顿时,群魔无不欣喜若狂,多年的辛苦忍受,今日终于熬到尽头,竟有不少咬牙切齿,已暗暗为即将到来的杀戮大攒怨恨。
就在万众瞩目之刻,一个威严的身躯终于出现了。只见他身如高塔,衣甲漆黑无尽,披风如火似血;面容刚毅,嘴角似蕴笑意,浑身却绝不失硬派;发如赤炼,虬髯淡金凝结,风来岿然不动;棱骨高耸,眉角斜指两鬓,双眼真算得上有神。这人先是四望九牧一番,未见惺惺之态,仍生顾盼之威,而后大踏步沿梯迈下,使者以下的群魔急忙拜倒,十八使者单膝而跪,齐道:“参见尊上!”
天魔尊来至高台,在早放好的焦黑大椅上坐定,粗眉方脸男、修罗衣裳女侍立左右,群魔这才拾身垂立。

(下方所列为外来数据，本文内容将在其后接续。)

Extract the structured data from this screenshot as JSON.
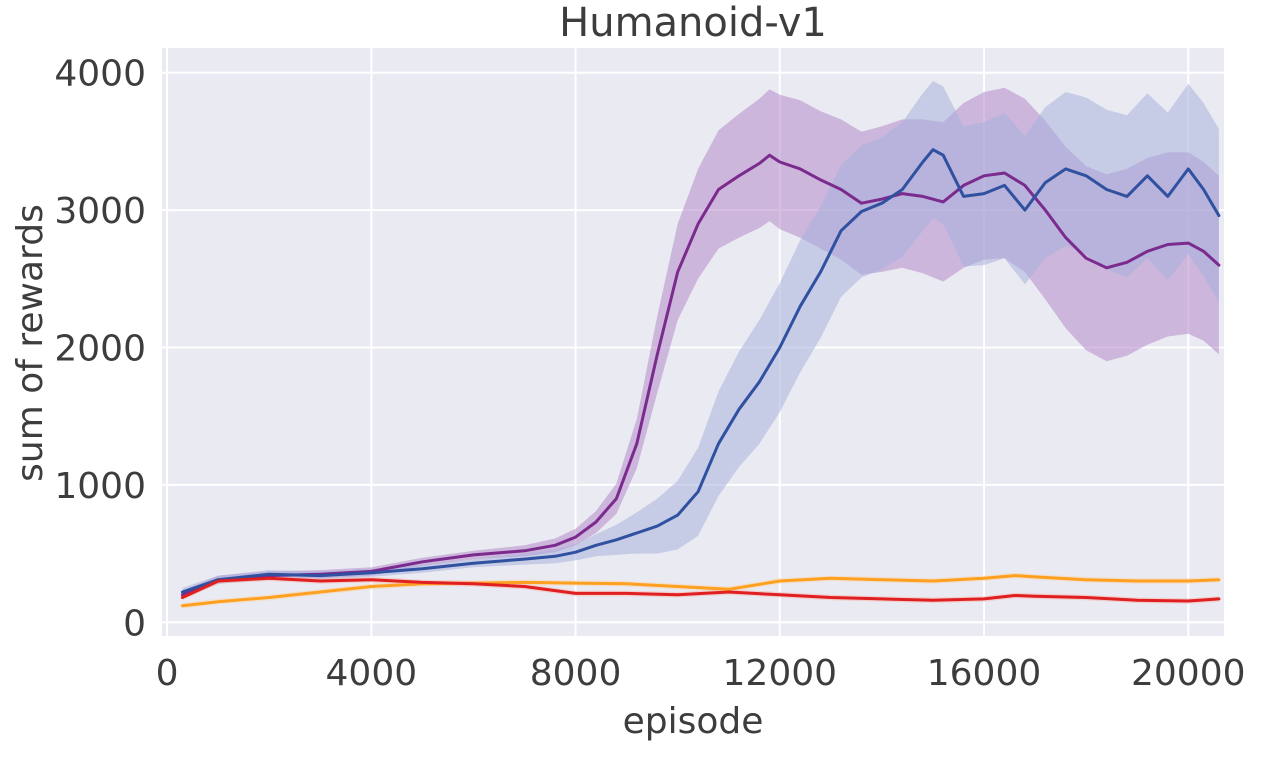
{
  "chart_data": {
    "type": "line",
    "title": "Humanoid-v1",
    "xlabel": "episode",
    "ylabel": "sum of rewards",
    "xlim": [
      -100,
      20700
    ],
    "ylim": [
      -100,
      4180
    ],
    "x_ticks": [
      0,
      4000,
      8000,
      12000,
      16000,
      20000
    ],
    "x_tick_labels": [
      "0",
      "4000",
      "8000",
      "12000",
      "16000",
      "20000"
    ],
    "y_ticks": [
      0,
      1000,
      2000,
      3000,
      4000
    ],
    "y_tick_labels": [
      "0",
      "1000",
      "2000",
      "3000",
      "4000"
    ],
    "grid": true,
    "background": "#eaeaf2",
    "series": [
      {
        "color": "#7b2a8e",
        "band_color": "#b48ac8",
        "x": [
          300,
          1000,
          2000,
          3000,
          4000,
          5000,
          6000,
          7000,
          7600,
          8000,
          8400,
          8800,
          9200,
          9600,
          10000,
          10400,
          10800,
          11200,
          11600,
          11800,
          12000,
          12400,
          12800,
          13200,
          13600,
          14000,
          14400,
          14800,
          15200,
          15600,
          16000,
          16400,
          16800,
          17200,
          17600,
          18000,
          18400,
          18800,
          19200,
          19600,
          20000,
          20300,
          20600
        ],
        "values": [
          200,
          310,
          340,
          350,
          370,
          440,
          490,
          520,
          560,
          620,
          730,
          900,
          1300,
          1950,
          2550,
          2900,
          3150,
          3250,
          3340,
          3400,
          3350,
          3300,
          3220,
          3150,
          3050,
          3080,
          3120,
          3100,
          3060,
          3180,
          3250,
          3270,
          3180,
          3000,
          2800,
          2650,
          2580,
          2620,
          2700,
          2750,
          2760,
          2700,
          2600
        ],
        "band_halfwidth": [
          30,
          30,
          30,
          30,
          30,
          30,
          30,
          40,
          50,
          60,
          80,
          110,
          180,
          280,
          350,
          400,
          430,
          450,
          470,
          480,
          490,
          500,
          500,
          510,
          520,
          530,
          540,
          560,
          580,
          600,
          610,
          620,
          630,
          650,
          660,
          670,
          680,
          680,
          680,
          670,
          660,
          650,
          650
        ]
      },
      {
        "color": "#3050a0",
        "band_color": "#a8b1dc",
        "x": [
          300,
          1000,
          2000,
          3000,
          4000,
          5000,
          6000,
          7000,
          7600,
          8000,
          8400,
          8800,
          9200,
          9600,
          10000,
          10400,
          10800,
          11200,
          11600,
          12000,
          12400,
          12800,
          13200,
          13600,
          14000,
          14400,
          14800,
          15000,
          15200,
          15600,
          16000,
          16400,
          16800,
          17200,
          17600,
          18000,
          18400,
          18800,
          19200,
          19600,
          20000,
          20300,
          20600
        ],
        "values": [
          220,
          310,
          350,
          340,
          360,
          390,
          430,
          460,
          480,
          510,
          560,
          600,
          650,
          700,
          780,
          950,
          1300,
          1550,
          1750,
          2000,
          2300,
          2550,
          2850,
          2990,
          3050,
          3150,
          3350,
          3440,
          3400,
          3100,
          3120,
          3180,
          3000,
          3200,
          3300,
          3250,
          3150,
          3100,
          3250,
          3100,
          3300,
          3150,
          2960
        ],
        "band_halfwidth": [
          30,
          30,
          30,
          30,
          30,
          30,
          30,
          40,
          50,
          60,
          80,
          110,
          150,
          200,
          250,
          320,
          380,
          420,
          450,
          470,
          480,
          480,
          480,
          480,
          480,
          490,
          500,
          500,
          500,
          510,
          520,
          530,
          540,
          550,
          560,
          570,
          580,
          590,
          600,
          610,
          620,
          630,
          630
        ]
      },
      {
        "color": "#ffa020",
        "band_color": "#f7d5ac",
        "x": [
          300,
          1000,
          2000,
          3000,
          4000,
          5000,
          6000,
          7000,
          8000,
          9000,
          10000,
          11000,
          12000,
          13000,
          14000,
          15000,
          16000,
          16600,
          17000,
          18000,
          19000,
          20000,
          20600
        ],
        "values": [
          120,
          150,
          180,
          220,
          260,
          280,
          285,
          290,
          285,
          280,
          260,
          240,
          300,
          320,
          310,
          300,
          320,
          340,
          330,
          310,
          300,
          300,
          310
        ],
        "band_halfwidth": [
          20,
          20,
          20,
          20,
          20,
          20,
          20,
          20,
          20,
          20,
          20,
          20,
          20,
          20,
          20,
          20,
          20,
          20,
          20,
          20,
          20,
          20,
          20
        ]
      },
      {
        "color": "#e02020",
        "band_color": "#f4b8b0",
        "x": [
          300,
          1000,
          2000,
          3000,
          4000,
          5000,
          6000,
          7000,
          8000,
          9000,
          10000,
          11000,
          12000,
          13000,
          14000,
          15000,
          16000,
          16600,
          17000,
          18000,
          19000,
          20000,
          20600
        ],
        "values": [
          180,
          300,
          320,
          300,
          310,
          290,
          280,
          260,
          210,
          210,
          200,
          220,
          200,
          180,
          170,
          160,
          170,
          195,
          190,
          180,
          160,
          155,
          170
        ],
        "band_halfwidth": [
          20,
          20,
          20,
          20,
          20,
          20,
          20,
          20,
          20,
          20,
          20,
          20,
          20,
          20,
          20,
          20,
          20,
          20,
          20,
          20,
          20,
          20,
          20
        ]
      }
    ]
  }
}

天魔尊挥了挥手,粗眉方脸男开口问众魔道:“那两颗陨石与寒剑可曾找到?”
十八阵列之前的蛊使者开口道:“禀大护法,只有三个普通天魔回来,并未带回陨石。”话音落下,三个天魔喽啰滚出阵列,不敢发一言。他们脸上都有抓痕,却不知何人所为。
“先行之事如何,简单说来。”
“禀……禀大护法,我们一事也没办成。”
“天上、天下乃至寒剑没有带回,难道连下落也不曾探听到?”
“不……不曾……”三魔战战兢兢,声音颤巍,十分惧怕。
粗眉方脸男眼中闪过几分失望,作出大怒,抬手就要挥袖,却听天魔尊道:“尘护法,问问圣兽的事。”原来粗眉方脸男正是天魔尊驾前大护法尘飏。一年前,天魔尊钦定三个任务:找寻寒剑、找寻天上的陨石、找寻天下的陨石,因此派出一半斥候,十八使者各出两个斥候,这才有了三十六斥候与一众天魔喽啰先行一事。如今无人完成任务,按规定必要受惨无人道的折磨。只有他这一怒,才能给天魔尊台阶下,才能救得这些已经经历了先行之苦的三位天魔——这是尘飏的忠心——既要维护属下,又要保全天魔尊的一言九鼎,因此宁愿自己做个恶人。也正是因此,众魔对他是敬畏,对天魔尊是敬爱。
尘飏连忙住手,喝问三魔:“圣兽为何离开九牧?”
“小的……小的不知。”
“那你们来九牧是游山玩水来了?”
“尊上开恩,大护法开恩,蛊使者大人,请您替手下说说情。”
身边五短身材者,正是蛊使者,他面无表情道:“尊上早有敕令,你们却一问三不知,如何有情可说?还不自己了断!”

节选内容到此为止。